8 Most Common Mistakes When Doing a Balance Transfer to Eliminate Debt
This post contains references to products from our advertisers. We may receive compensation when you click on links to those products. The content is not provided by the advertiser and any opinions, analyses, reviews or recommendations expressed in this article are those of the author’s alone, and have not been reviewed, approved or otherwise endorsed by any bank, card issuer, airline or hotel chain. Please visit our Advertiser Disclosure to view our partners, and for additional details.
Many credit cards offer 0% APR promotional financing on balance transfers, allowing you to move debt from high-interest cards onto one that offers zero interest for an introductory promotional period.

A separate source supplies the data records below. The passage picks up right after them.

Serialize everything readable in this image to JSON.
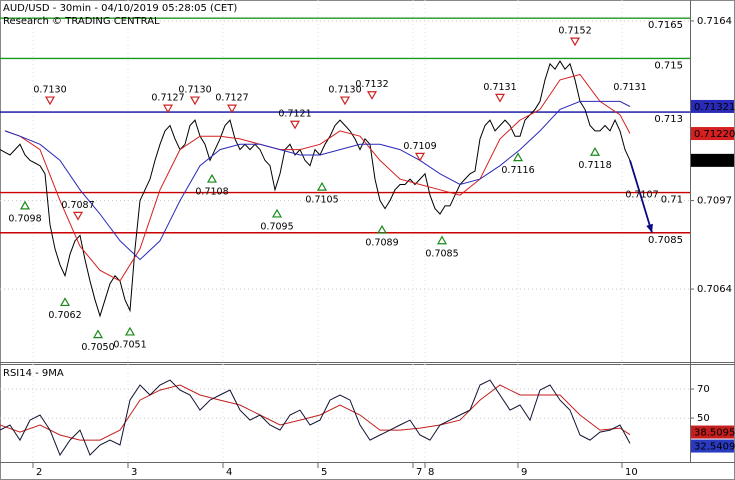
{
  "chart_data": [
    {
      "type": "line",
      "title": "AUD/USD - 30min - 04/10/2019 05:28:05 (CET)",
      "subtitle": "Research © TRADING CENTRAL",
      "xlim": [
        0,
        138
      ],
      "ylim": [
        0.70368,
        0.71718
      ],
      "yticks": [
        0.7164,
        0.7097,
        0.7064
      ],
      "grid": true,
      "series": [
        {
          "color": "#000000",
          "values": [
            0.7116,
            0.7115,
            0.7114,
            0.7116,
            0.7118,
            0.7114,
            0.7112,
            0.7111,
            0.711,
            0.7107,
            0.7088,
            0.7079,
            0.7073,
            0.7069,
            0.7077,
            0.7082,
            0.7084,
            0.7075,
            0.7067,
            0.706,
            0.7054,
            0.706,
            0.7066,
            0.7069,
            0.7067,
            0.706,
            0.7056,
            0.7079,
            0.7097,
            0.7101,
            0.7105,
            0.7112,
            0.7118,
            0.7123,
            0.7125,
            0.712,
            0.7116,
            0.7118,
            0.7125,
            0.7127,
            0.7121,
            0.7118,
            0.7112,
            0.7116,
            0.712,
            0.7125,
            0.7127,
            0.712,
            0.7116,
            0.7118,
            0.7116,
            0.7118,
            0.7116,
            0.7112,
            0.711,
            0.7101,
            0.7107,
            0.7116,
            0.7118,
            0.7114,
            0.7116,
            0.7112,
            0.711,
            0.7116,
            0.7114,
            0.7118,
            0.7121,
            0.7125,
            0.7127,
            0.7125,
            0.7123,
            0.712,
            0.7116,
            0.712,
            0.7118,
            0.7105,
            0.7097,
            0.7094,
            0.7097,
            0.7101,
            0.7103,
            0.7103,
            0.7105,
            0.7103,
            0.7105,
            0.7107,
            0.7099,
            0.7094,
            0.7092,
            0.7095,
            0.7095,
            0.7099,
            0.7103,
            0.7105,
            0.7107,
            0.7108,
            0.712,
            0.7125,
            0.7127,
            0.7123,
            0.7125,
            0.7127,
            0.7125,
            0.7121,
            0.7121,
            0.7127,
            0.7129,
            0.7131,
            0.7134,
            0.7142,
            0.7148,
            0.7146,
            0.7149,
            0.7146,
            0.7148,
            0.7142,
            0.7134,
            0.7131,
            0.7125,
            0.7123,
            0.7123,
            0.7125,
            0.7123,
            0.7127,
            0.7123,
            0.7116,
            0.7112
          ]
        },
        {
          "color": "#d42020",
          "x": [
            1,
            4,
            8,
            12,
            16,
            20,
            24,
            28,
            32,
            36,
            40,
            44,
            48,
            52,
            56,
            60,
            64,
            68,
            72,
            76,
            80,
            84,
            88,
            92,
            96,
            100,
            104,
            108,
            112,
            116,
            120,
            124,
            126
          ],
          "values": [
            0.7123,
            0.7121,
            0.7116,
            0.7097,
            0.708,
            0.7071,
            0.7067,
            0.7079,
            0.7101,
            0.7116,
            0.7121,
            0.7121,
            0.712,
            0.7118,
            0.7116,
            0.7116,
            0.7118,
            0.7123,
            0.7121,
            0.7112,
            0.7105,
            0.7103,
            0.7101,
            0.7099,
            0.7105,
            0.712,
            0.7127,
            0.7131,
            0.7142,
            0.7144,
            0.7134,
            0.7129,
            0.7122
          ],
          "last_label": "0.71220"
        },
        {
          "color": "#2a2ab8",
          "x": [
            1,
            4,
            8,
            12,
            16,
            20,
            24,
            28,
            32,
            36,
            40,
            44,
            48,
            52,
            56,
            60,
            64,
            68,
            72,
            76,
            80,
            84,
            88,
            92,
            96,
            100,
            104,
            108,
            112,
            116,
            120,
            124,
            126
          ],
          "values": [
            0.7123,
            0.7121,
            0.7118,
            0.7112,
            0.7101,
            0.7092,
            0.7082,
            0.7075,
            0.7082,
            0.7097,
            0.711,
            0.7116,
            0.7118,
            0.7118,
            0.7116,
            0.7114,
            0.7114,
            0.7116,
            0.7118,
            0.7118,
            0.7116,
            0.7112,
            0.7107,
            0.7103,
            0.7105,
            0.711,
            0.7116,
            0.7123,
            0.7131,
            0.7134,
            0.7134,
            0.7134,
            0.71321
          ]
        }
      ],
      "levels": [
        {
          "value": 0.7165,
          "color": "#1a9a1a"
        },
        {
          "value": 0.715,
          "color": "#1a9a1a"
        },
        {
          "value": 0.713,
          "color": "#0a0aa0"
        },
        {
          "value": 0.71,
          "color": "#cc0000"
        },
        {
          "value": 0.7085,
          "color": "#cc0000"
        }
      ],
      "marker_colors": {
        "down": "#cc2222",
        "up": "#1a8a1a"
      },
      "annotations": [
        {
          "x": 10,
          "value": 0.713,
          "label": "0.7130",
          "direction": "down"
        },
        {
          "x": 15.6,
          "value": 0.7087,
          "label": "0.7087",
          "direction": "down"
        },
        {
          "x": 33.6,
          "value": 0.7127,
          "label": "0.7127",
          "direction": "down"
        },
        {
          "x": 39,
          "value": 0.713,
          "label": "0.7130",
          "direction": "down"
        },
        {
          "x": 46.4,
          "value": 0.7127,
          "label": "0.7127",
          "direction": "down"
        },
        {
          "x": 59,
          "value": 0.7121,
          "label": "0.7121",
          "direction": "down"
        },
        {
          "x": 69,
          "value": 0.713,
          "label": "0.7130",
          "direction": "down"
        },
        {
          "x": 74.4,
          "value": 0.7132,
          "label": "0.7132",
          "direction": "down"
        },
        {
          "x": 84,
          "value": 0.7109,
          "label": "0.7109",
          "direction": "down"
        },
        {
          "x": 100,
          "value": 0.7131,
          "label": "0.7131",
          "direction": "down"
        },
        {
          "x": 115,
          "value": 0.7152,
          "label": "0.7152",
          "direction": "down"
        },
        {
          "x": 126,
          "value": 0.7131,
          "label": "0.7131",
          "direction": "down",
          "marker": false
        },
        {
          "x": 5,
          "value": 0.7098,
          "label": "0.7098",
          "direction": "up"
        },
        {
          "x": 13,
          "value": 0.7062,
          "label": "0.7062",
          "direction": "up"
        },
        {
          "x": 19.6,
          "value": 0.705,
          "label": "0.7050",
          "direction": "up"
        },
        {
          "x": 26,
          "value": 0.7051,
          "label": "0.7051",
          "direction": "up"
        },
        {
          "x": 42.4,
          "value": 0.7108,
          "label": "0.7108",
          "direction": "up"
        },
        {
          "x": 55.4,
          "value": 0.7095,
          "label": "0.7095",
          "direction": "up"
        },
        {
          "x": 64.4,
          "value": 0.7105,
          "label": "0.7105",
          "direction": "up"
        },
        {
          "x": 76.4,
          "value": 0.7089,
          "label": "0.7089",
          "direction": "up"
        },
        {
          "x": 88.4,
          "value": 0.7085,
          "label": "0.7085",
          "direction": "up"
        },
        {
          "x": 103.6,
          "value": 0.7116,
          "label": "0.7116",
          "direction": "up"
        },
        {
          "x": 119,
          "value": 0.7118,
          "label": "0.7118",
          "direction": "up"
        },
        {
          "x": 128.4,
          "value": 0.7107,
          "label": "0.7107",
          "direction": "up",
          "marker": false
        }
      ],
      "projection": {
        "color": "#0a0a80",
        "x": [
          126,
          130.4
        ],
        "values": [
          0.7112,
          0.7085
        ]
      }
    },
    {
      "type": "line",
      "title": "RSI14 - 9MA",
      "xlim": [
        0,
        138
      ],
      "ylim": [
        19.7,
        86.6
      ],
      "yticks": [
        70,
        50
      ],
      "grid": true,
      "xticks": [
        {
          "value": 6.6,
          "label": "2"
        },
        {
          "value": 25.6,
          "label": "3"
        },
        {
          "value": 44.6,
          "label": "4"
        },
        {
          "value": 63.6,
          "label": "5"
        },
        {
          "value": 82.6,
          "label": "7"
        },
        {
          "value": 85,
          "label": "8"
        },
        {
          "value": 103.6,
          "label": "9"
        },
        {
          "value": 124.4,
          "label": "10"
        }
      ],
      "series": [
        {
          "color": "#c41e1e",
          "x": [
            0,
            4,
            8,
            12,
            16,
            20,
            24,
            28,
            32,
            36,
            40,
            44,
            48,
            52,
            56,
            60,
            64,
            68,
            72,
            76,
            80,
            84,
            88,
            92,
            96,
            100,
            104,
            108,
            112,
            116,
            120,
            124,
            126
          ],
          "values": [
            45.2,
            40.3,
            45.2,
            38.3,
            34.8,
            34.8,
            41.7,
            62.4,
            69.3,
            72.8,
            65.9,
            62.4,
            59.0,
            52.1,
            45.2,
            48.6,
            52.1,
            59.0,
            52.1,
            41.7,
            41.7,
            43.1,
            45.2,
            48.6,
            62.4,
            72.8,
            65.9,
            65.9,
            65.9,
            52.1,
            41.7,
            43.1,
            38.5095
          ]
        },
        {
          "color": "#111133",
          "box_color": "#2a3ac0",
          "x": [
            0,
            2,
            4,
            6,
            8,
            10,
            12,
            14,
            16,
            18,
            20,
            22,
            24,
            26,
            28,
            30,
            32,
            34,
            36,
            38,
            40,
            42,
            44,
            46,
            48,
            50,
            52,
            54,
            56,
            58,
            60,
            62,
            64,
            66,
            68,
            70,
            72,
            74,
            76,
            78,
            80,
            82,
            84,
            86,
            88,
            90,
            92,
            94,
            96,
            98,
            100,
            102,
            104,
            106,
            108,
            110,
            112,
            114,
            116,
            118,
            120,
            122,
            124,
            126
          ],
          "values": [
            41.7,
            45.2,
            34.8,
            48.6,
            52.1,
            41.7,
            24.5,
            34.8,
            41.7,
            24.5,
            31.4,
            34.8,
            31.4,
            62.4,
            72.8,
            65.9,
            72.8,
            76.2,
            69.3,
            65.9,
            55.5,
            62.4,
            65.9,
            69.3,
            55.5,
            48.6,
            52.1,
            45.2,
            41.7,
            52.1,
            55.5,
            45.2,
            48.6,
            62.4,
            65.9,
            62.4,
            45.2,
            34.8,
            38.3,
            41.7,
            45.2,
            48.6,
            38.3,
            34.8,
            45.2,
            48.6,
            52.1,
            55.5,
            72.8,
            76.2,
            65.9,
            55.5,
            59.0,
            48.6,
            69.3,
            72.8,
            62.4,
            55.5,
            38.3,
            34.8,
            40.3,
            41.7,
            45.2,
            32.5409
          ]
        }
      ]
    }
  ]
}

These promo periods are nothing to sneeze at. They can last as long 21 months.
So what's the catch? The truth is that balance transfer offers can be incredibly valuable, but only when you use them properly and avoid making some common mistakes.
1. Assuming You'll Get the Best Balance Transfer Deal
You might not always be approved for the balance transfer card you want. For example, the best 0% APR deals are only given to those with excellent credit. While you may have had excellent credit in the past, having a large balance for a long time might have caused your credit score to slip. (See also: One Ratio Is Key to a Good Credit Score)

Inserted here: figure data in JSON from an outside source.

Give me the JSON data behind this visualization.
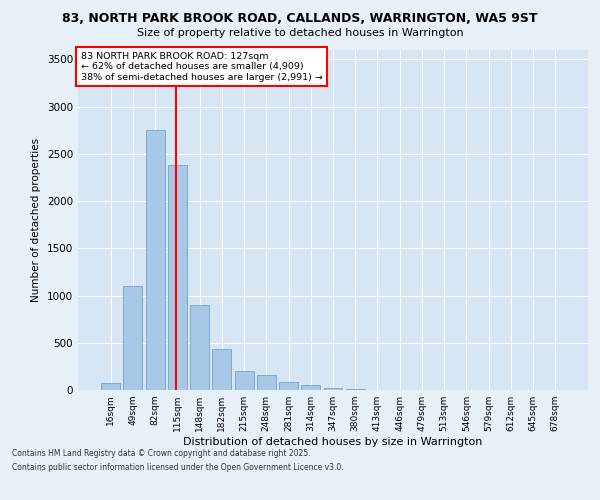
{
  "title_line1": "83, NORTH PARK BROOK ROAD, CALLANDS, WARRINGTON, WA5 9ST",
  "title_line2": "Size of property relative to detached houses in Warrington",
  "xlabel": "Distribution of detached houses by size in Warrington",
  "ylabel": "Number of detached properties",
  "categories": [
    "16sqm",
    "49sqm",
    "82sqm",
    "115sqm",
    "148sqm",
    "182sqm",
    "215sqm",
    "248sqm",
    "281sqm",
    "314sqm",
    "347sqm",
    "380sqm",
    "413sqm",
    "446sqm",
    "479sqm",
    "513sqm",
    "546sqm",
    "579sqm",
    "612sqm",
    "645sqm",
    "678sqm"
  ],
  "values": [
    70,
    1100,
    2750,
    2380,
    900,
    430,
    200,
    160,
    90,
    50,
    20,
    10,
    5,
    3,
    2,
    1,
    1,
    1,
    0,
    0,
    0
  ],
  "bar_color": "#a8c8e8",
  "bar_edge_color": "#6699bb",
  "vline_color": "red",
  "annotation_title": "83 NORTH PARK BROOK ROAD: 127sqm",
  "annotation_line1": "← 62% of detached houses are smaller (4,909)",
  "annotation_line2": "38% of semi-detached houses are larger (2,991) →",
  "annotation_box_color": "red",
  "ylim": [
    0,
    3600
  ],
  "yticks": [
    0,
    500,
    1000,
    1500,
    2000,
    2500,
    3000,
    3500
  ],
  "footnote_line1": "Contains HM Land Registry data © Crown copyright and database right 2025.",
  "footnote_line2": "Contains public sector information licensed under the Open Government Licence v3.0.",
  "bg_color": "#e8f0f8",
  "plot_bg_color": "#d6e6f5",
  "grid_color": "#ffffff"
}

Even if you are approved for the card, it may come with a credit line that's substantially lower than you need. If that's the case, you may want to consider applying for a second balance transfer card.
2. Trying to Transfer a Balance From the Wrong Card
Consumers sometimes don't realize that you can't transfer a balance between two cards issued by the same bank. So if you have an outstanding balance on your Chase Freedom Unlimited card, you can't open up a new Chase Slate card and expect to transfer your balance to it.
Keep this in mind before you apply for a balance transfer card. Every time you apply for a credit card your credit score takes a little hit. It can usually recover fairly quickly, but there's no need to ding it unnecessarily for a card that doesn't even serve your needs. (See also: How to Choose a Balance Transfer Card)
3. Overlooking Balance Transfer Fees
Almost all credit cards charge a fee when you make a transfer, except for a few notable cards that don't charge balance transfer fees. Typically the fee is 3% of the transfer amount, but it could be as high as 5%. If your balance is small enough that you can pay it off within a few months, you're probably better off not transferring it to a new card.
4. Delaying Your Balance Transfer
You'll usually have 60 or 90 days to transfer your balance to the new card. After that the deal expires. Transfer the balance as soon as you can to get the most use of the promotional 0% period and cut down on the number of days your balance is accruing interest on your old card. Transferring your balance early will also ensure you don't forget about the deal and miss it altogether.
5. Misunderstanding How New Purchases Are Treated
If you make a new purchase on a balance transfer card, it will be subject to the card's regular interest rate unless the card specifically offers 0% interest on purchases, too. That means you've got two balances on the card: the interest-free transferred balance and the new purchase balance.
By law, credit card issuers must apply any payments above the minimum to the balance with the highest interest rate first. But they can apply your minimum payment to whichever balance they choose, which of course will be the one with no interest charges. As a result, you'll still incur interest on your new purchases.
Bottom line: It's best not make new charges on the balance transfer card unless it offers interest-free financing on new purchases as well.
6. Paying Late
It's always important to pay your bills on time, but it's even more so with promotional balance transfer offers. Pay late and you may find your 0% offer revoked, subjecting you to the card's regular higher interest rate way before you're ready for it. Add to that late fees the card may impose, and you've got an expensive mistake.
7. Stopping Payments on Your Old Card Too Soon
What some cardholders don't realize is that your balance transfer may not be completed immediately. It can take up to two weeks to process the transfer. Even if you've initiated a balance transfer, you will still need to make payments on your old card until you've confirmed that it's been paid off. Don't worry about overpaying — credit cards are very good about refunding you any overage you might have submitted during the transition.
8. Using a Balance Transfer Offer to Rack Up More Debt
Those 0% APR balance transfer offers are your chance to get out of debt, but unfortunately, many people squander that chance and continue to rack up debt. They can't resist the temptation of having an empty balance on their old card, so they keep making charges on it that they can't pay off right away.
Instead, use balance transfer deals as part of a comprehensive debt repayment plan. You should view the end of these limited time offers as a deadline for paying off your entire balance, knowing that 100% of each payment you make during this time will go toward your principle.